Es notable la ignorancia que exhibe en materia ambiental nuestra clase política, incluida la europea, más aún cuando se aborda la conservación de la biodiversidad. Nadie parece interesado en las raíces profundas del problema. Vivimos en un continente superpoblado y en el que las actuales tendencias en defensa de la vida silvestre van a generar inevitables encontronazos. Más gente y más animales en un espacio empequeñecido por nuestro imparable afán de transformar el territorio. Lo hemos advertido en el caso del lobo y del oso, pero ahora se suman al conflicto otras especies que antes no contaban como corzos, jabalíes e incluso orcas. Los grandes mamíferos no son los únicos perjudicados y, para demostrarlo, ahí está la corriente de opinión sobre el supuesto peligro que entrañan para el ganado los buitres leonados y otras grandes rapaces, caso de los pigargos que han empezado a reintroducirse en medio de una auténtica polvareda mediática. Más demostraciones de ignorancia sobre la biología de los carroñeros. Esto de los animalitos está muy bien mientras no afecte a mis intereses. Así que estamos ante un dilema. La sociedad urbana pendiente de sus mascotas y de una visión de la fauna que ha empezado a tildarse de “peluchismo”. La sociedad rural, o lo que queda ella, empeñada en destapar oscuros atavismos. En medio, unas especies que han prosperado al abrigo de la reciente legislación ambiental y que han pasado de ser admirables a molestas.
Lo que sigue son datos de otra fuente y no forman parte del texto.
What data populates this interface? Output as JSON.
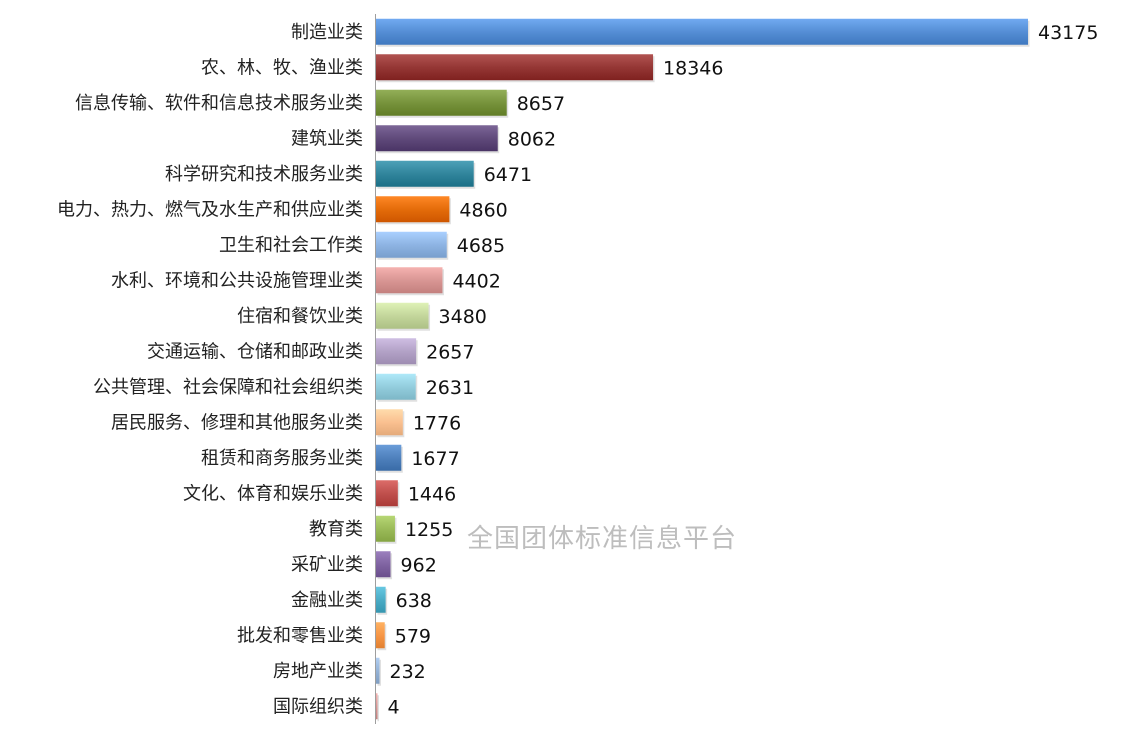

Pero ¡ojo! Las relajaciones ambientales no tienen que ver sólo con la fauna. También van en el sentido de eliminar barreras a los proyectos de energías renovables, como se refleja en el artículo de opinión que publicamos en las páginas 72 y 73. Ahora la excusa, siempre hay alguna, es el cambio climático, la descarbonización y el precio de la energía. O sea, otra vez nosotros. Un poco de holismo no vendría mal.